Election night ends in questions
Published 3:32 am Wednesday, August 8, 2007
NATCHEZ — The Adams County Courthouse was a scene of controlled chaos Wednesday night with periods of dull waiting.
Election results trickled in. The last precinct reported at 8:30 p.m., but the unofficial results were not in until roughly 11 p.m.
The new machine aimed at tabulating the electronic voting results took longer than the old one, Election Commissioner Larry Gardner said.
Rolls of paper listing results from each precinct were taped up as they came in. Election officials couldn’t find the one from one of the last precincts.
Out of all the activity came election results, but not firm ones. Several races came down to runoffs between two candidates.
But final and official numbers won’t be available until the Democratic and Republican parties count and verify absentee and affidavit ballots.
When a voter isn’t on the voting rolls at a precinct, they can sign a legal document swearing they are who they claim and that they live in that precinct. They then cast their ballot.
It will likely take a few days to go through all the paper ballots, Gardner said.

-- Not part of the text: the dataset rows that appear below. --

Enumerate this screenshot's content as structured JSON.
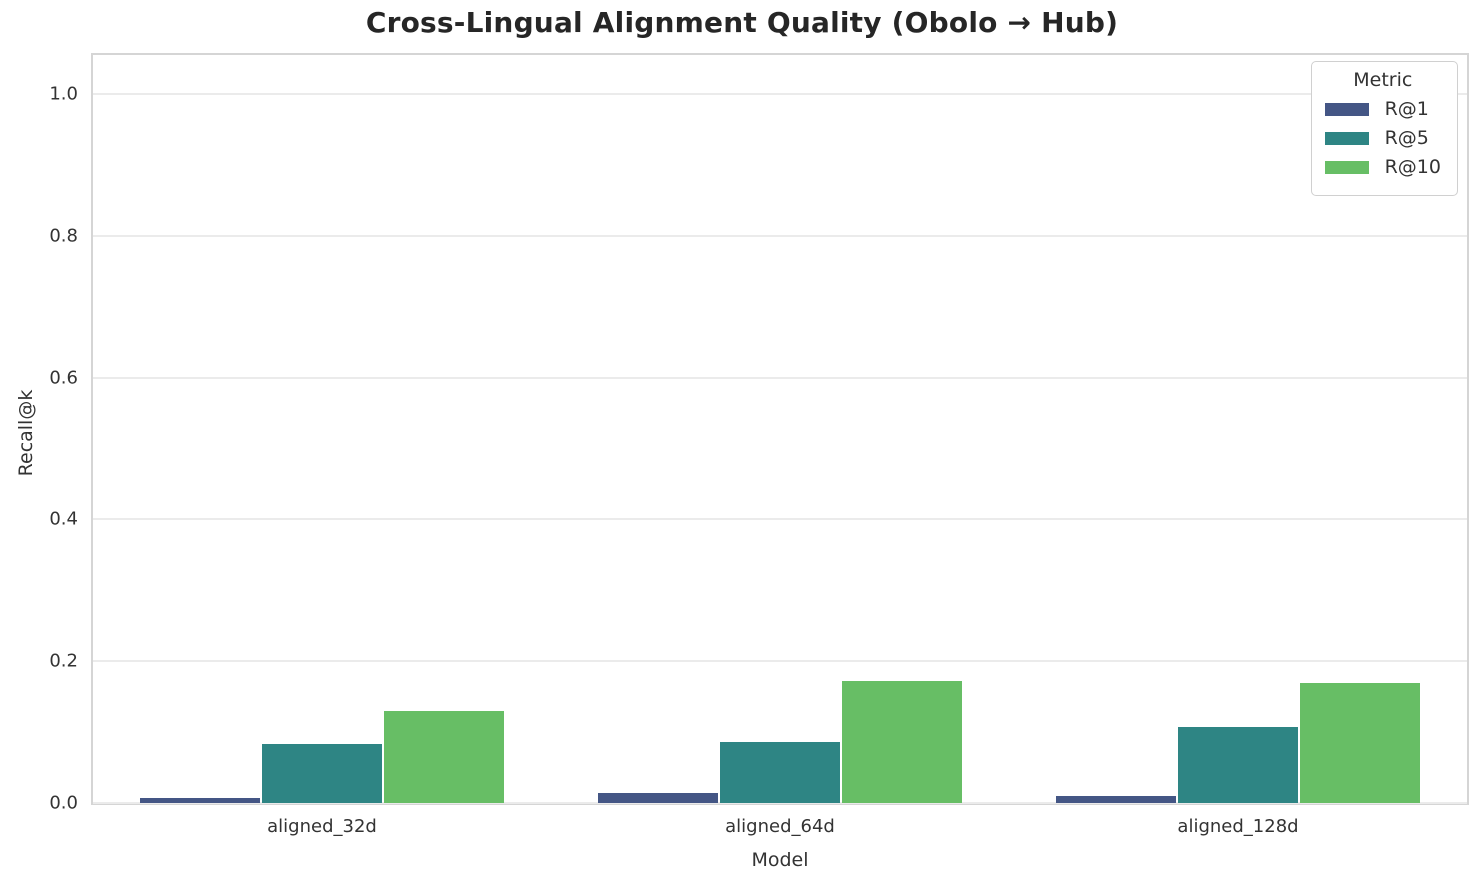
{
  "figure": {
    "title": "Cross-Lingual Alignment Quality (Obolo → Hub)"
  },
  "chart_data": {
    "type": "bar",
    "title": "Cross-Lingual Alignment Quality (Obolo → Hub)",
    "xlabel": "Model",
    "ylabel": "Recall@k",
    "categories": [
      "aligned_32d",
      "aligned_64d",
      "aligned_128d"
    ],
    "series": [
      {
        "name": "R@1",
        "color": "#445685",
        "values": [
          0.007,
          0.014,
          0.01
        ]
      },
      {
        "name": "R@5",
        "color": "#2e8584",
        "values": [
          0.083,
          0.086,
          0.107
        ]
      },
      {
        "name": "R@10",
        "color": "#67be65",
        "values": [
          0.13,
          0.172,
          0.169
        ]
      }
    ],
    "yticks": [
      0.0,
      0.2,
      0.4,
      0.6,
      0.8,
      1.0
    ],
    "ylim": [
      0,
      1.055
    ],
    "grid": "horizontal",
    "legend": {
      "title": "Metric",
      "position": "upper right"
    }
  }
}
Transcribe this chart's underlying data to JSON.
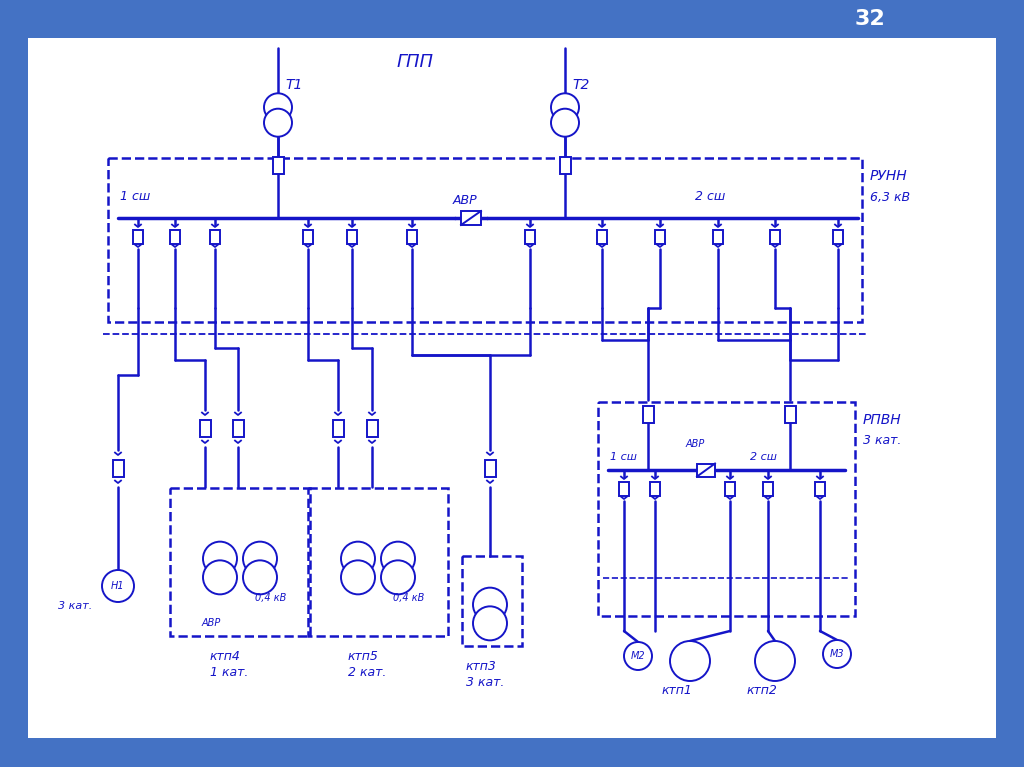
{
  "slide_number": "32",
  "header_color": "#4472C4",
  "slide_bg": "#4472C4",
  "diagram_bg": "#FFFFFF",
  "line_color": "#1515C8",
  "text_color": "#1515C8",
  "title": "ГПП",
  "runn_label": "РУНН",
  "kv_label": "6,3 кВ",
  "rpvn_label": "РПВН",
  "rpvn_kat": "3 кат.",
  "avr_label": "АВР",
  "sw1_label": "1 сш",
  "sw2_label": "2 сш",
  "t1_label": "Т1",
  "t2_label": "Т2",
  "h1_label": "Н1",
  "m2_label": "М2",
  "m3_label": "М3",
  "kat3": "3 кат.",
  "ktp4_label": "ктп4",
  "ktp4_kat": "1 кат.",
  "ktp5_label": "ктп5",
  "ktp5_kat": "2 кат.",
  "ktp3_label": "ктп3",
  "ktp3_kat": "3 кат.",
  "ktp1_label": "ктп1",
  "ktp2_label": "ктп2",
  "kv04": "0,4 кВ",
  "avr_small": "АВР"
}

An employee at the circuit clerk’s office said they had received roughly 1,130 absentee votes, and Gardner said his office fielded roughly 1,000 calls about affidavit ballots.
“That could easily change the outcome of the election,” Gardner said. “That’s 10 percent of the registered voters.”
It was an eventful day for the precincts, too. One poll worker at Duncan Park said a number of affidavit ballots were taken when she was not looking. She said she suspected a candidate’s relative of taking the ballots. A police report was filed on the matter, and Circuit Clerk M.L. “Binkey” Vines said he would file suit.
“We’re going after them,” Vines said.